Not unlike my mood sometimes, these towels are frayed and tired, so thin and unabsorbent that I'm sure I can see through them in just the right light. But something has kept me hanging on, as if by throwing them out I'd be tossing away something that actually retains a utility, a function.
My attitude changed this weekend.
It felt good, and the process of towel-tossing got me thinking.
What other almost-useless stuff do we retain, and why?
The What is fairly easy to identify.
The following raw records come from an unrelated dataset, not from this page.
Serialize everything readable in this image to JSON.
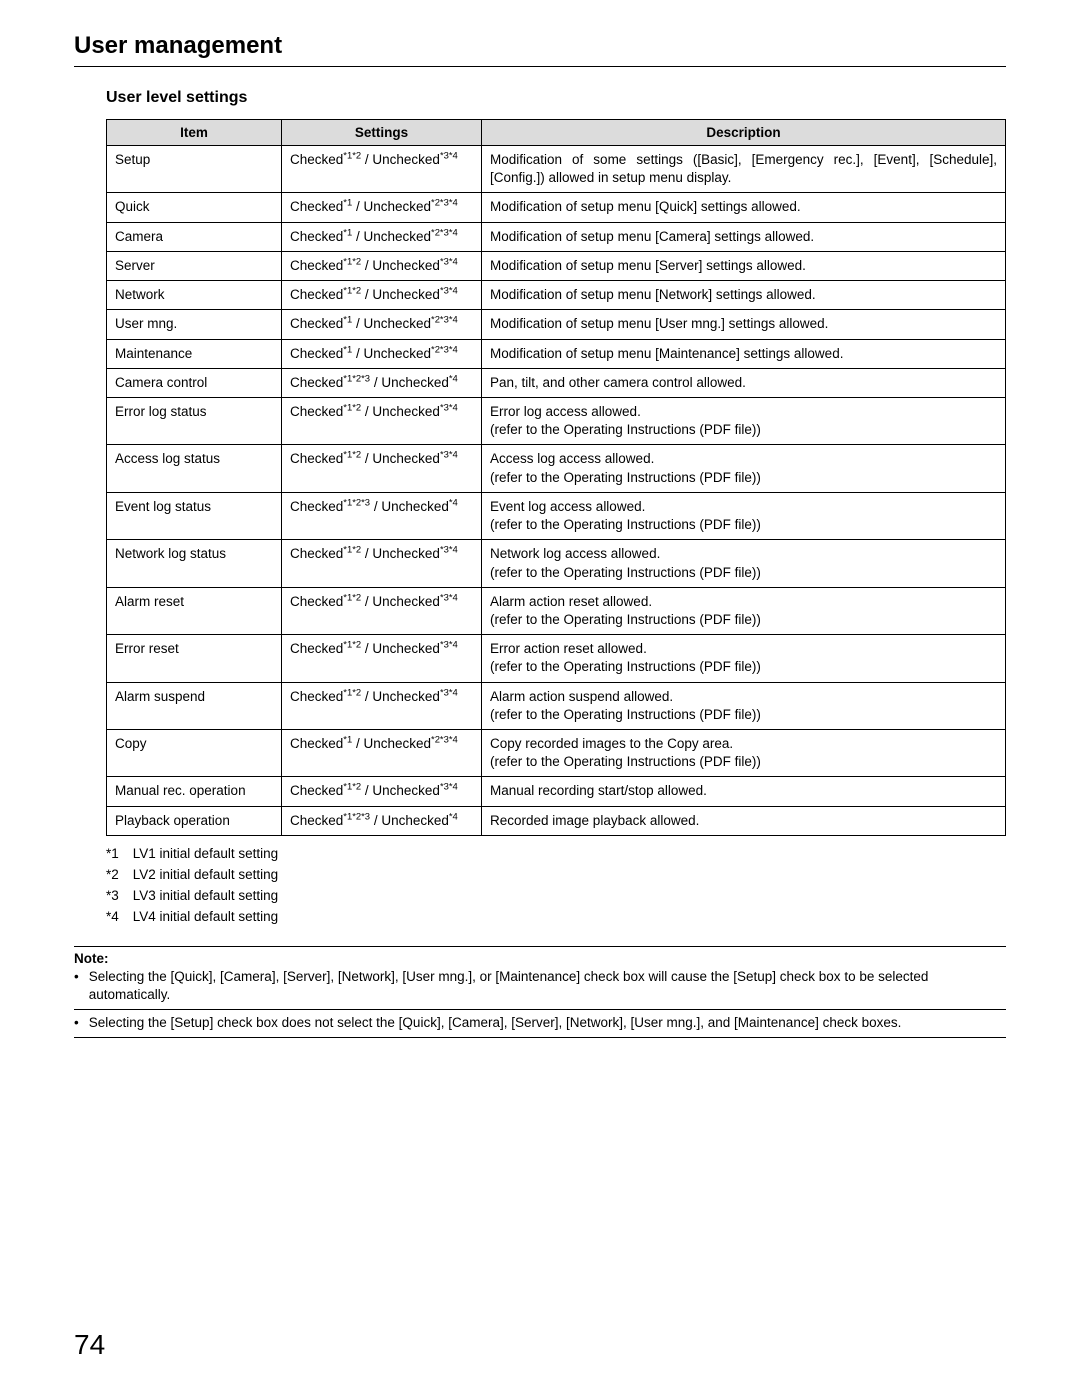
{
  "page_title": "User management",
  "section_title": "User level settings",
  "page_number": "74",
  "table": {
    "headers": {
      "item": "Item",
      "settings": "Settings",
      "description": "Description"
    },
    "rows": [
      {
        "item": "Setup",
        "checked_sup": "*1*2",
        "unchecked_sup": "*3*4",
        "desc": "Modification of some settings ([Basic], [Emergency rec.], [Event], [Schedule], [Config.]) allowed in setup menu display.",
        "desc_justify": true
      },
      {
        "item": "Quick",
        "checked_sup": "*1",
        "unchecked_sup": "*2*3*4",
        "desc": "Modification of setup menu [Quick] settings allowed."
      },
      {
        "item": "Camera",
        "checked_sup": "*1",
        "unchecked_sup": "*2*3*4",
        "desc": "Modification of setup menu [Camera] settings allowed."
      },
      {
        "item": "Server",
        "checked_sup": "*1*2",
        "unchecked_sup": "*3*4",
        "desc": "Modification of setup menu [Server] settings allowed."
      },
      {
        "item": "Network",
        "checked_sup": "*1*2",
        "unchecked_sup": "*3*4",
        "desc": "Modification of setup menu [Network] settings allowed."
      },
      {
        "item": "User mng.",
        "checked_sup": "*1",
        "unchecked_sup": "*2*3*4",
        "desc": "Modification of setup menu [User mng.] settings allowed."
      },
      {
        "item": "Maintenance",
        "checked_sup": "*1",
        "unchecked_sup": "*2*3*4",
        "desc": "Modification of setup menu [Maintenance] settings allowed."
      },
      {
        "item": "Camera control",
        "checked_sup": "*1*2*3",
        "unchecked_sup": "*4",
        "desc": "Pan, tilt, and other camera control allowed."
      },
      {
        "item": "Error log status",
        "checked_sup": "*1*2",
        "unchecked_sup": "*3*4",
        "desc": "Error log access allowed.\n(refer to the Operating Instructions (PDF file))"
      },
      {
        "item": "Access log status",
        "checked_sup": "*1*2",
        "unchecked_sup": "*3*4",
        "desc": "Access log access allowed.\n(refer to the Operating Instructions (PDF file))"
      },
      {
        "item": "Event log status",
        "checked_sup": "*1*2*3",
        "unchecked_sup": "*4",
        "desc": "Event log access allowed.\n(refer to the Operating Instructions (PDF file))"
      },
      {
        "item": "Network log status",
        "checked_sup": "*1*2",
        "unchecked_sup": "*3*4",
        "desc": "Network log access allowed.\n(refer to the Operating Instructions (PDF file))"
      },
      {
        "item": "Alarm reset",
        "checked_sup": "*1*2",
        "unchecked_sup": "*3*4",
        "desc": "Alarm action reset allowed.\n(refer to the Operating Instructions (PDF file))"
      },
      {
        "item": "Error reset",
        "checked_sup": "*1*2",
        "unchecked_sup": "*3*4",
        "desc": "Error action reset allowed.\n(refer to the Operating Instructions (PDF file))"
      },
      {
        "item": "Alarm suspend",
        "checked_sup": "*1*2",
        "unchecked_sup": "*3*4",
        "desc": "Alarm action suspend allowed.\n(refer to the Operating Instructions (PDF file))"
      },
      {
        "item": "Copy",
        "checked_sup": "*1",
        "unchecked_sup": "*2*3*4",
        "desc": "Copy recorded images to the Copy area.\n(refer to the Operating Instructions (PDF file))"
      },
      {
        "item": "Manual rec. operation",
        "checked_sup": "*1*2",
        "unchecked_sup": "*3*4",
        "desc": "Manual recording start/stop allowed."
      },
      {
        "item": "Playback operation",
        "checked_sup": "*1*2*3",
        "unchecked_sup": "*4",
        "desc": "Recorded image playback allowed."
      }
    ]
  },
  "settings_labels": {
    "checked": "Checked",
    "unchecked": "Unchecked",
    "separator": " / "
  },
  "footnotes": [
    {
      "key": "*1",
      "text": "LV1 initial default setting"
    },
    {
      "key": "*2",
      "text": "LV2 initial default setting"
    },
    {
      "key": "*3",
      "text": "LV3 initial default setting"
    },
    {
      "key": "*4",
      "text": "LV4 initial default setting"
    }
  ],
  "note": {
    "label": "Note:",
    "items": [
      "Selecting the [Quick], [Camera], [Server], [Network], [User mng.], or [Maintenance] check box will cause the [Setup] check box to be selected automatically.",
      "Selecting the [Setup] check box does not select the [Quick], [Camera], [Server], [Network], [User mng.], and [Maintenance] check boxes."
    ]
  }
}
I did a bit of an unscientific poll, and asked a few folks what they keep that's obviously outlived its usefulness.
So far the list includes, but I'm sure is not limited to:
- mascara (the most popular genus in the makeup family that's saved, so it seems)
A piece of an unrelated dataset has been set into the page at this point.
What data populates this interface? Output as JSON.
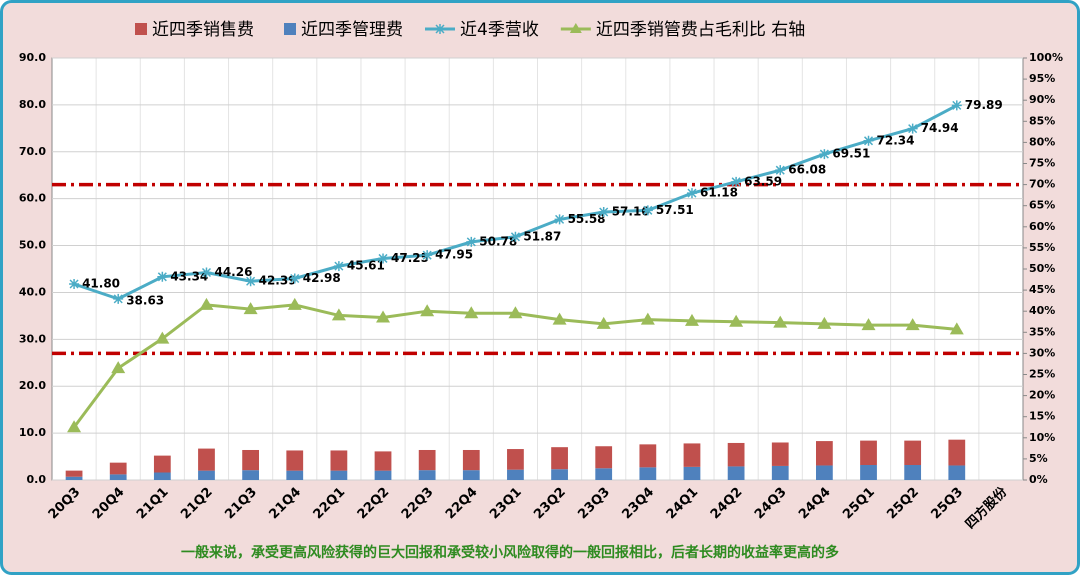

- every cord to every electrical device that's ever been purchased, whether that device still works or not
- dried up markers
- non-working pens
- condiments in the fridge
- lighters that no longer light
- old toothbrushes
- keys to unknown doors
We all seem to have been touched by the gentle hand of innocuous hoarding. Generally not the Big Scale Intervention variety, but the intention seems strikingly similar. Whatever we choose to keep, it's probably because we think we might need it some day.
And then there are other days, like the one this weekend, when it felt so good to throw those ratty old towels away. Next stop: junk drawer. Or maybe my purse. I've been looking for some ChapStick.
*According to livescience.com, pillows are a soft, comfy warehouse for bugs, fungi and dried, ishy, scalp stuff. So it's suggested that pillows should be replaced every year or so, whether you want to or not.